The Warriors can certainly be beaten. In fact, the Thunder nearly did beat them and probably should have. But if you want to beat them, you’re going to have to take advantage of their cold streaks. OKC did a good job of that through four games but then got cold when it mattered most, blowing layup after layup when the Warriors were swooning. The Cavaliers should be better there, but they too worry me because of their propensity to turn it on only when it really matters. That strategy worked great in the first three rounds, but they’re going to have to be on for 48 consecutive minutes against the Warriors, and that is much easier said than done. I know LeBron can go hard on both sides of the court for an entire series, but I’ve never seen Love or Irving or Smith come anywhere close to doing that.
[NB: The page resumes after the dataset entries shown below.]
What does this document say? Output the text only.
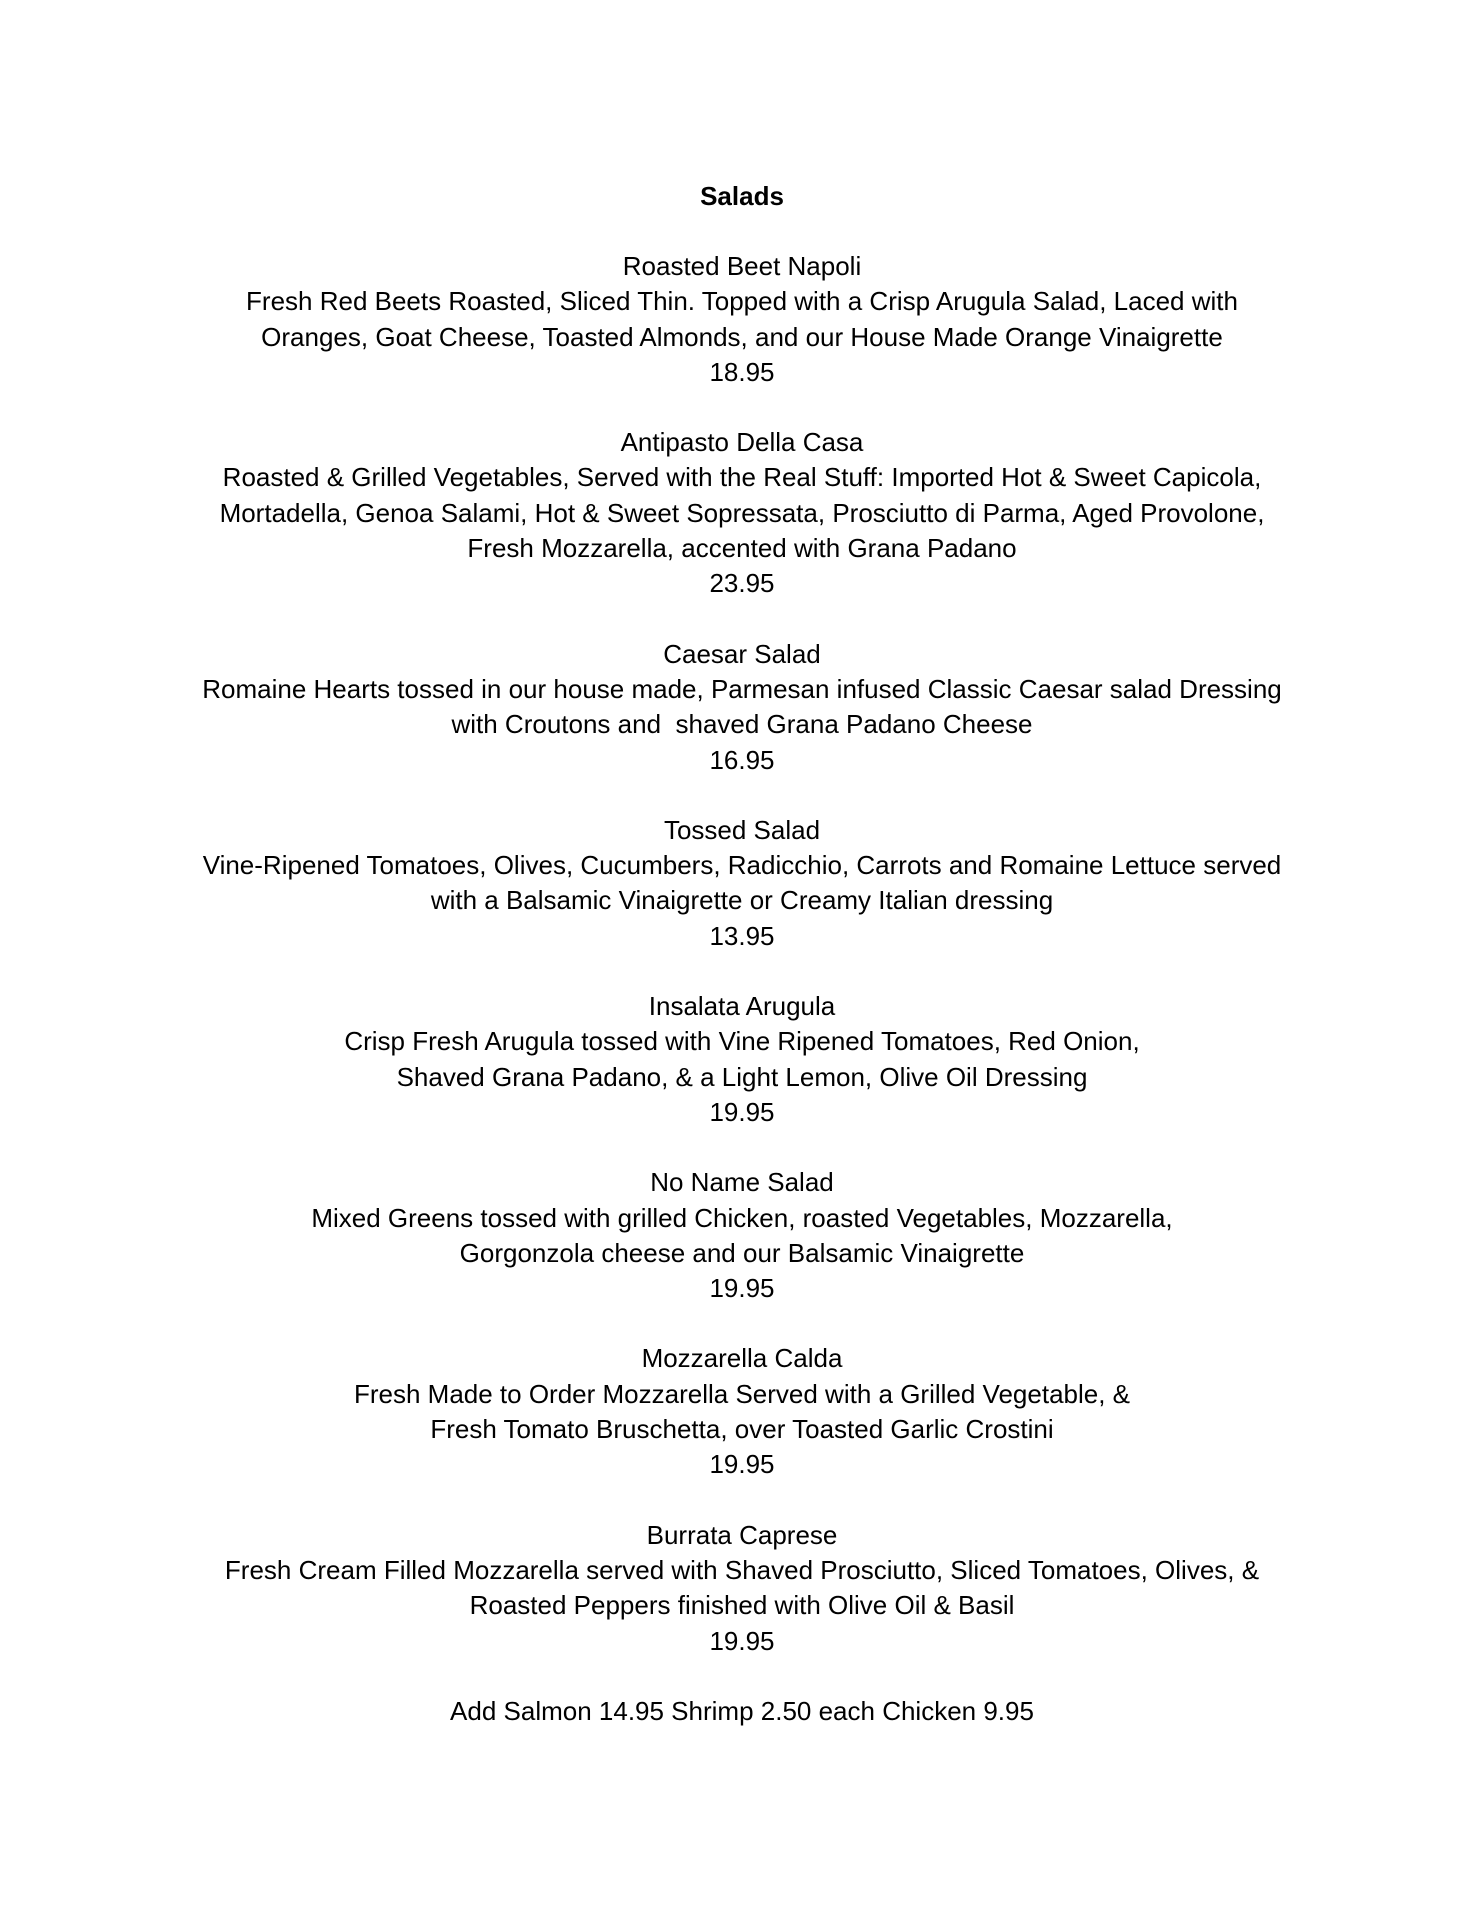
Salads
Roasted Beet Napoli
Fresh Red Beets Roasted, Sliced Thin. Topped with a Crisp Arugula Salad, Laced with
Oranges, Goat Cheese, Toasted Almonds, and our House Made Orange Vinaigrette
18.95
Antipasto Della Casa
Roasted & Grilled Vegetables, Served with the Real Stuff: Imported Hot & Sweet Capicola,
Mortadella, Genoa Salami, Hot & Sweet Sopressata, Prosciutto di Parma, Aged Provolone,
Fresh Mozzarella, accented with Grana Padano
23.95
Caesar Salad
Romaine Hearts tossed in our house made, Parmesan infused Classic Caesar salad Dressing
with Croutons and  shaved Grana Padano Cheese
16.95
Tossed Salad
Vine-Ripened Tomatoes, Olives, Cucumbers, Radicchio, Carrots and Romaine Lettuce served
with a Balsamic Vinaigrette or Creamy Italian dressing
13.95
Insalata Arugula
Crisp Fresh Arugula tossed with Vine Ripened Tomatoes, Red Onion,
Shaved Grana Padano, & a Light Lemon, Olive Oil Dressing
19.95
No Name Salad
Mixed Greens tossed with grilled Chicken, roasted Vegetables, Mozzarella,
Gorgonzola cheese and our Balsamic Vinaigrette
19.95
Mozzarella Calda
Fresh Made to Order Mozzarella Served with a Grilled Vegetable, &
Fresh Tomato Bruschetta, over Toasted Garlic Crostini
19.95
Burrata Caprese
Fresh Cream Filled Mozzarella served with Shaved Prosciutto, Sliced Tomatoes, Olives, &
Roasted Peppers finished with Olive Oil & Basil
19.95
Add Salmon 14.95 Shrimp 2.50 each Chicken 9.95
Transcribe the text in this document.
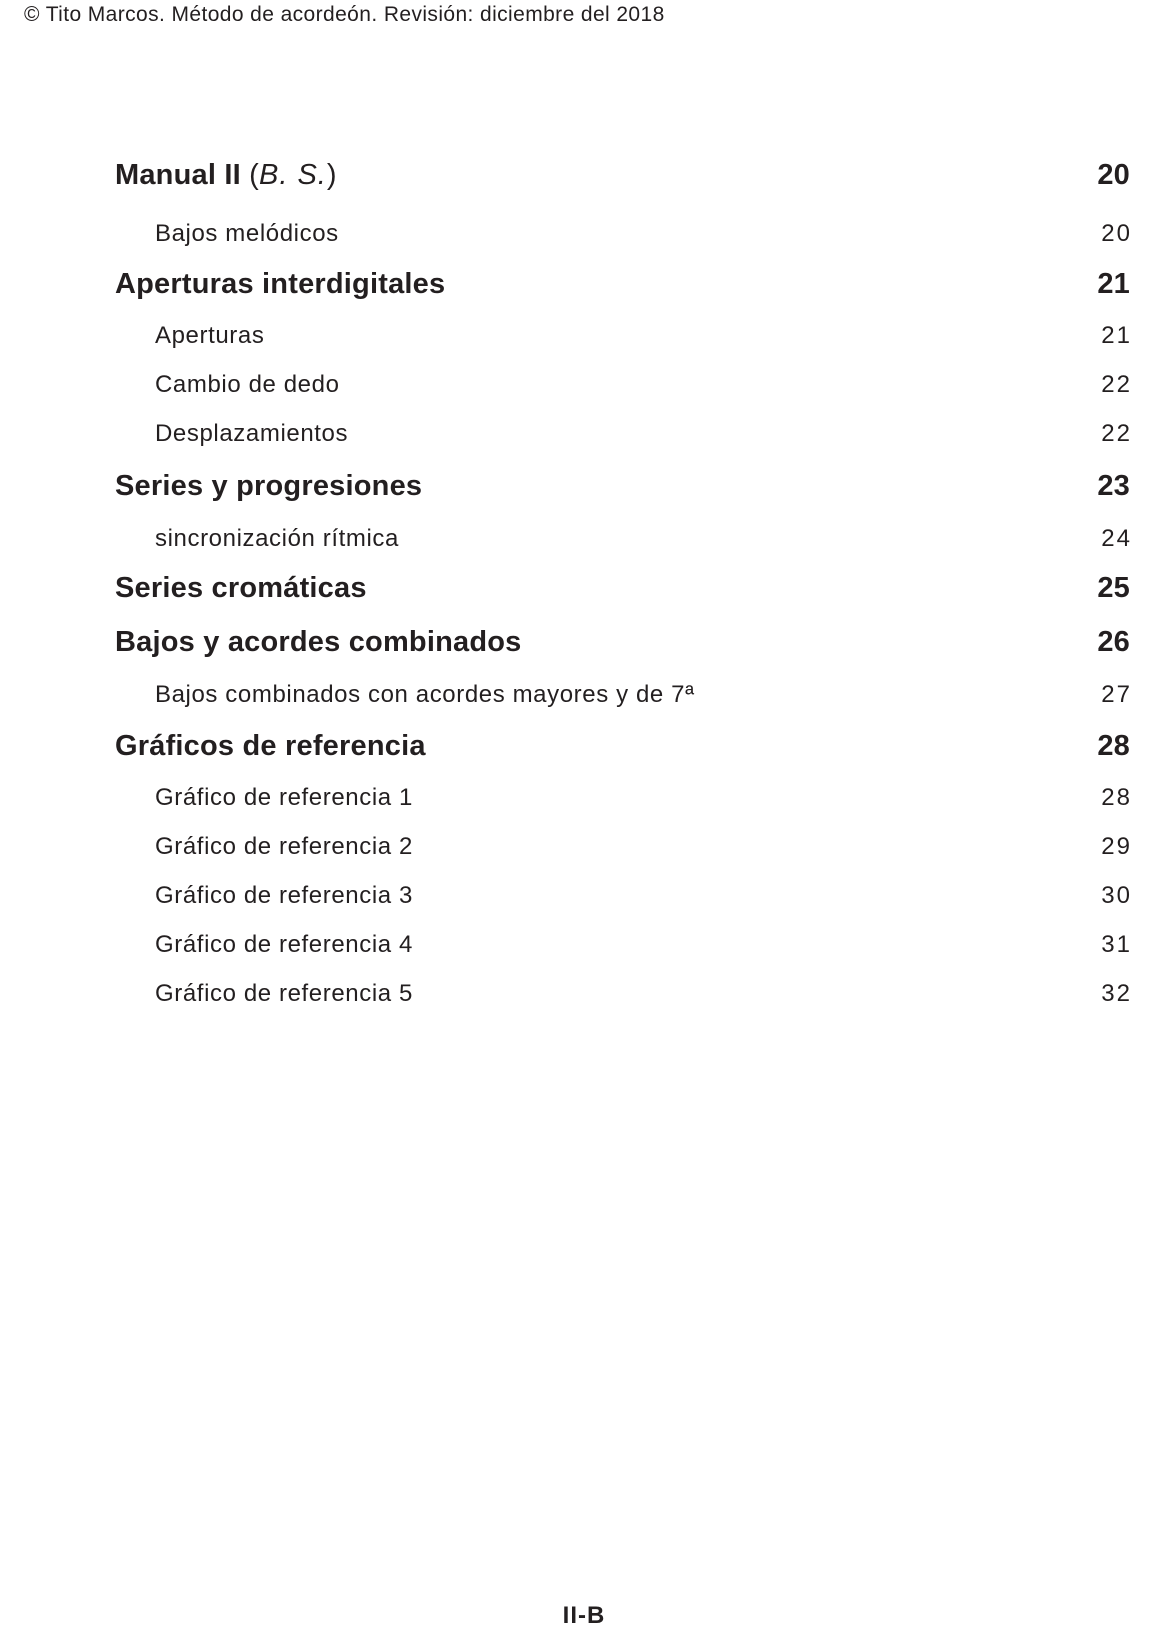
© Tito Marcos. Método de acordeón. Revisión: diciembre del 2018
Manual II (B. S.)	20
Bajos melódicos	20
Aperturas interdigitales	21
Aperturas	21
Cambio de dedo	22
Desplazamientos	22
Series y progresiones	23
sincronización rítmica	24
Series cromáticas	25
Bajos y acordes combinados	26
Bajos combinados con acordes mayores y de 7ª	27
Gráficos de referencia	28
Gráfico de referencia 1	28
Gráfico de referencia 2	29
Gráfico de referencia 3	30
Gráfico de referencia 4	31
Gráfico de referencia 5	32
II-B
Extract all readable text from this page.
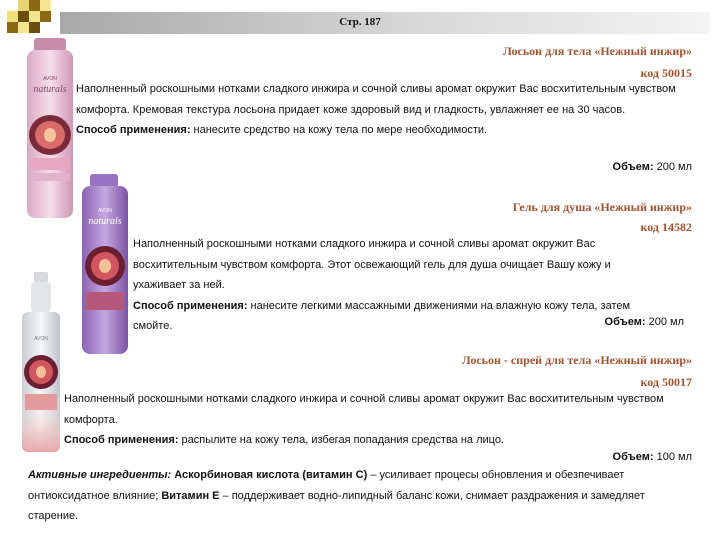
Стр. 187
AVON
naturals
AVON
naturals
AVON
Лосьон для тела «Нежный инжир»
код 50015

Наполненный роскошными нотками сладкого инжира и сочной сливы аромат окружит Вас восхитительным чувством комфорта. Кремовая текстура лосьона придает коже здоровый вид и гладкость, увлажняет ее на 30 часов.
Способ применения: нанесите средство на кожу тела по мере необходимости.

Объем: 200 мл
Гель для душа «Нежный инжир»
код 14582

Наполненный роскошными нотками сладкого инжира и сочной сливы аромат окружит Вас восхитительным чувством комфорта. Этот освежающий гель для душа очищает Вашу кожу и ухаживает за ней.
Способ применения: нанесите легкими массажными движениями на влажную кожу тела, затем смойте.	Объем: 200 мл
Лосьон - спрей для тела «Нежный инжир»
код 50017

Наполненный роскошными нотками сладкого инжира и сочной сливы аромат окружит Вас восхитительным чувством комфорта.
Способ применения: распылите на кожу тела, избегая попадания средства на лицо.

Объем: 100 мл

Активные ингредиенты: Аскорбиновая кислота (витамин С) – усиливает процесы обновления и обезпечивает онтиоксидатное влияние; Витамин Е – поддерживает водно-липидный баланс кожи, снимает раздражения и замедляет старение.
They’re going to need to have the series’ of their lives, especially on the defensive end.

As I’ve alluded to, the biggest question of the series is how the Cavaliers respond to Golden State’s Death Lineup. If they can keep their starting five (or even Frye in for Love as the only swap) in with decent defensive results, they can absolutely win the series. But if they have to start resorting to 2015 Finals lineups just in order to try to stop the Warriors, well, then I’m going to repeat something I said this time last year, as people waffled between picking Cleveland and Golden State:

“I don’t see a scenario in which the Cavaliers win this, unless both Steph Curry and Klay Thompson are playing which concussions (which they won’t be). Yes, it’s risky to pick against LeBron James, and I’m not saying it’s going to be a sweep, but I’m not “leaning” towards picking the Warriors; I’m barreling towards the Bay Area full steam.”

Warriors in 6, but hopefully a closer and more interesting 6 than last year.